O papa é pop: galeria no Vaticano exibirá obras contemporâneas
Mais do que um aceno de Francisco à modernidade, a iniciativa é um apelo por maior tolerância
Os museus do Vaticano abrigam algumas das obras mais extraordinárias já criadas pelas mãos humanas. As Salas de Rafael, célebre artista do Renascimento italiano, exibem impressionantes afrescos eternizados no teto e nas paredes. Nas galerias adjacentes, estátuas romanas, objetos etruscos e esculturas gregas deslumbram os visitantes. Como se sabe, o ponto alto é a Capela Sistina, pintada por gênios como Michelangelo e Botticelli. Agora, porém, os Museus do Vaticano ganharam companhias de tom mais pop. Por decisão do papa Francisco, a chamada Biblioteca Apostólica, antes acessível apenas a acadêmicos, passará a receber obras contemporâneas. O espaço foi inaugurado há alguns dias por Pietro Ruffo, um artista plástico de 43 anos relativamente desconhecido fora dos circuitos especializados. Em sua exposição Todos: Humanidade em Seu Caminho, Ruffo propõe uma nova cartografia, com mapas alegóricos que fazem uma reinterpretação crítica da geografia mundial. A ideia, diz o artista, é trazer os movimentos migratórios para o centro dos debates.
A exposição financiada pelos herdeiros do filantropo americano Kirk Kerkorian é dividida em quatro seções. Numa delas, a obra de Ruffo se mistura com tesouros como um planisfério chinês, um pergaminho astronômico indiano e astrolábios de papel do século XVI. Ruffo também recriou um dos mapas mais antigos da biblioteca, do Rio Nilo, feito pela exploradora otomana Evliya Çelebi no século XVII. O clímax da exposição ocorre na entrada da Sala Barberini, onde gravuras botânicas dão a sensação de entrar numa floresta tropical em pleno lar do catolicismo.
Ao reformar a biblioteca, o argentino Jorge Mario Bergoglio, o primeiro pontífice sul-americano, deu prosseguimento a um antiquíssimo expediente do catolicismo: promover a evangelização por meio da arte. A Igreja começou a construir seu acervo ainda na Idade Média (leia no quadro). Já no século XX, o período pós-Guerras Mundiais exigia uma reabertura cultural que foi posta em prática pelo papa Paulo VI. O pontífice inaugurou a Coleção de Arte Contemporânea, que hoje conta com obras de Van Gogh e Matisse.
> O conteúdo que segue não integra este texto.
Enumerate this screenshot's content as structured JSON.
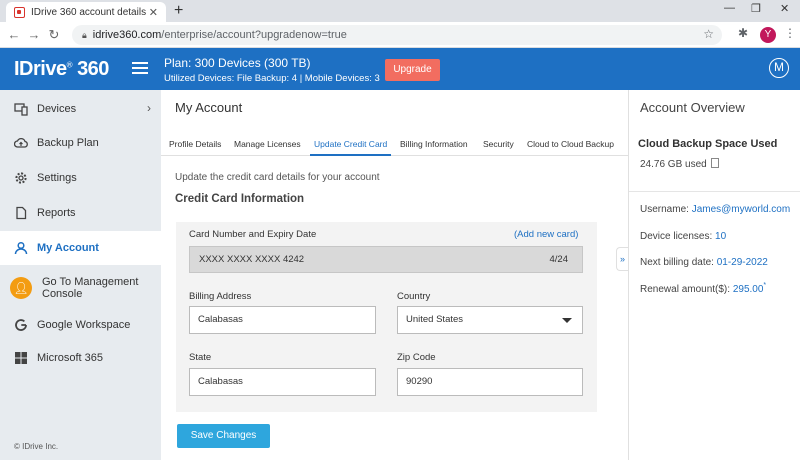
{
  "browser": {
    "tab_title": "IDrive 360 account details",
    "url_host": "idrive360.com",
    "url_path": "/enterprise/account?upgradenow=true",
    "profile_initial": "Y"
  },
  "header": {
    "logo": "IDrive",
    "logo_suffix": "360",
    "plan_title": "Plan: 300 Devices (300 TB)",
    "plan_sub": "Utilized Devices: File Backup: 4 |  Mobile Devices: 3",
    "upgrade_label": "Upgrade",
    "user_initial": "M"
  },
  "sidebar": {
    "items": [
      {
        "label": "Devices",
        "icon": "devices-icon"
      },
      {
        "label": "Backup Plan",
        "icon": "cloud-upload-icon"
      },
      {
        "label": "Settings",
        "icon": "gear-icon"
      },
      {
        "label": "Reports",
        "icon": "document-icon"
      },
      {
        "label": "My Account",
        "icon": "user-icon"
      },
      {
        "label": "Go To Management Console",
        "icon": "management-console-icon"
      },
      {
        "label": "Google Workspace",
        "icon": "google-icon"
      },
      {
        "label": "Microsoft 365",
        "icon": "microsoft-icon"
      }
    ],
    "copyright": "© IDrive Inc."
  },
  "main": {
    "title": "My Account",
    "tabs": [
      {
        "label": "Profile Details"
      },
      {
        "label": "Manage Licenses"
      },
      {
        "label": "Update Credit Card"
      },
      {
        "label": "Billing Information"
      },
      {
        "label": "Security"
      },
      {
        "label": "Cloud to Cloud Backup"
      }
    ],
    "active_tab": "Update Credit Card",
    "intro": "Update the credit card details for your account",
    "section_title": "Credit Card Information",
    "form": {
      "card_label": "Card Number and Expiry Date",
      "add_card": "(Add new card)",
      "card_number": "XXXX XXXX XXXX 4242",
      "card_expiry": "4/24",
      "billing_label": "Billing Address",
      "billing_value": "Calabasas",
      "country_label": "Country",
      "country_value": "United States",
      "state_label": "State",
      "state_value": "Calabasas",
      "zip_label": "Zip Code",
      "zip_value": "90290"
    },
    "save_label": "Save Changes"
  },
  "overview": {
    "title": "Account Overview",
    "subtitle": "Cloud  Backup Space Used",
    "used": "24.76 GB used",
    "username_label": "Username: ",
    "username": "James@myworld.com",
    "licenses_label": "Device licenses: ",
    "licenses": "10",
    "billing_label": "Next billing date: ",
    "billing_date": "01-29-2022",
    "renewal_label": "Renewal amount($): ",
    "renewal": "295.00",
    "renewal_mark": "*"
  },
  "colors": {
    "brand_blue": "#1e70c3",
    "upgrade": "#f26d60",
    "save_button": "#2ea6dd",
    "sidebar_bg": "#e7ebef"
  }
}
Agora, o papa Francisco foi ainda mais ousado ao trazer coleções, digamos, mais moderninhas, e que possuem evidente inclinação social.
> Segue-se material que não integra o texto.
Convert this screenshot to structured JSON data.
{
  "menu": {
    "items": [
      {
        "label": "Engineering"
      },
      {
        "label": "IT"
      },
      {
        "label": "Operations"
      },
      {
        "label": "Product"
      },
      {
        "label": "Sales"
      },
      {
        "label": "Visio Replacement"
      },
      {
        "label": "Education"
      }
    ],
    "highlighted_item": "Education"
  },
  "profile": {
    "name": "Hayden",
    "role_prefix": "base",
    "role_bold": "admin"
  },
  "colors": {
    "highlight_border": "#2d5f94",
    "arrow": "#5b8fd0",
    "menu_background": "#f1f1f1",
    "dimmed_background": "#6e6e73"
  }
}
O viés papal é sempre um reflexo de seu tempo. “Francisco precisa ser um sinal de contradição, a figura que denuncia algo que não esteja funcionando bem”, diz o sociólogo Francisco Ribeiro Neto, coordenador do Núcleo de Fé e Cultura da Pontifícia Universidade Católica de São Paulo (PUC-SP). “Em um período de grande otimismo progressista, como na virada do século XXI, é natural que João Paulo II e Bento XVI assumissem papel mais conservador. Hoje, com a volta de movimentos nacionalistas, xenofobia e ataques à democracia, o papa decidiu adotar um discurso mais inclusivo.”
Eis a novidade dessa exposição. Ao contrário de quando o Vaticano abriu uma Coleção de Arte Contemporânea ou restaurou a Capela Sistina para “atualizar” sua arte (e atrair mais turistas), desta vez Francisco busca um significado maior. Os mapas de Pietro são um apelo por mais tolerância a imigrantes e refugiados. “As culturas adoecem quando perdem a curiosidade, quando excluem em vez de integrar”, discursou Francisco na inauguração do novo espaço.
Dias depois da abertura, ele prestou uma homenagem aos jornalistas que denunciaram escândalos de abusos sexuais na Igreja e reforçou uma campanha de combate a notícias falsas. Em seus oito anos no comando do catolicismo, abriu debates inéditos sobre casais divorciados, união de pessoas do mesmo sexo e queimadas na Amazônia. “Ele está cumprindo o que lhe foi determinado na reunião de cardeais que antecedeu o conclave de 2013, a reforma da Cúria e a abertura da Igreja a questões contemporâneas”, diz o padre Luís Correa Lima, historiador da PUC-RJ. “Talvez alguns cardeais não imaginassem abertura tão grande, mas ele teve coragem.” O papa Francisco é mesmo pop.